A Positive Force on the Boston Scene and Scenery

The Landscape Design Council (LDC) of Massachusetts announced Sept. 7, 2016 that Renata von Tscharner, founder and president of the Charles River Conservancy (thecharles.org), is the 2016 winner of the Landscape Design Council Award for Excellence, given in recognition of outstanding civic accomplishment.

“Renata von Tscharner created the Charles River Conservancy and developed it into a significant force for making the river a beautiful, clean recreation resource for the entire region,” said Chris Cotter, LDC chairman.

Organized in 1963, the LDC operates under the auspices of National Garden Clubs, and is a special-subjects group of the Garden Club Federation of Massachusetts.

In 2000, von Tscharner founded the Charles River Conservancy to promote the active use and vitality of the parklands along the river, increase recreational and cultural opportunities and work to ensure the beauty and integrity of this public resource.

Each year about 2,000 Conservancy volunteers help to renew and maintain the Charles River parklands. The Conservancy also collaborates with other organizations and coalitions to advocate for increased state funding for better access and good planning and management practices to enhance the landscape, structures, pathways and amenities of the Charles River basin.

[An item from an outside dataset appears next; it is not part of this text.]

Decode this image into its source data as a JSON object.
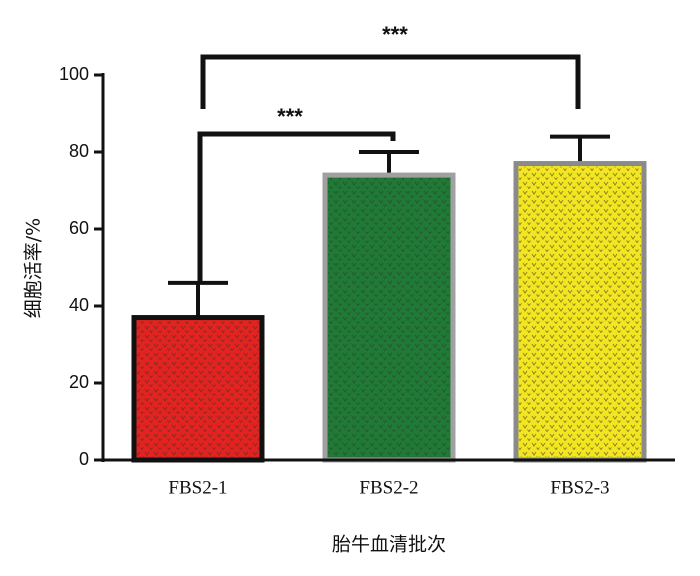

As president of the Charles River Conservancy, von Tscharner oversees all aspects of the organization, which has a staff of 6 and more than 15,000 supporters and volunteers. She has decades of experience in not-for-profit leadership, project and fiscal management, marketing, and organizational development. She trained as an architect and urban designer in Switzerland, earning a degree in architecture and city planning from the Institute of Technology in Zurich, Switzerland, working in Paris and London, and as assistant city planner in Bern, Switzerland. Her accomplishments include working on the Covent Garden Market in London, coauthoring several books, hosting television shows, and teaching at a number of U.S. colleges.

Her professional life has focused on planning and improving public spaces. In 1979, she cofounded the Townscape Institute, a not-for-profit public-interest planning organization that strives for visual coherence of the buildings, streets and spaces that make up Cambridge.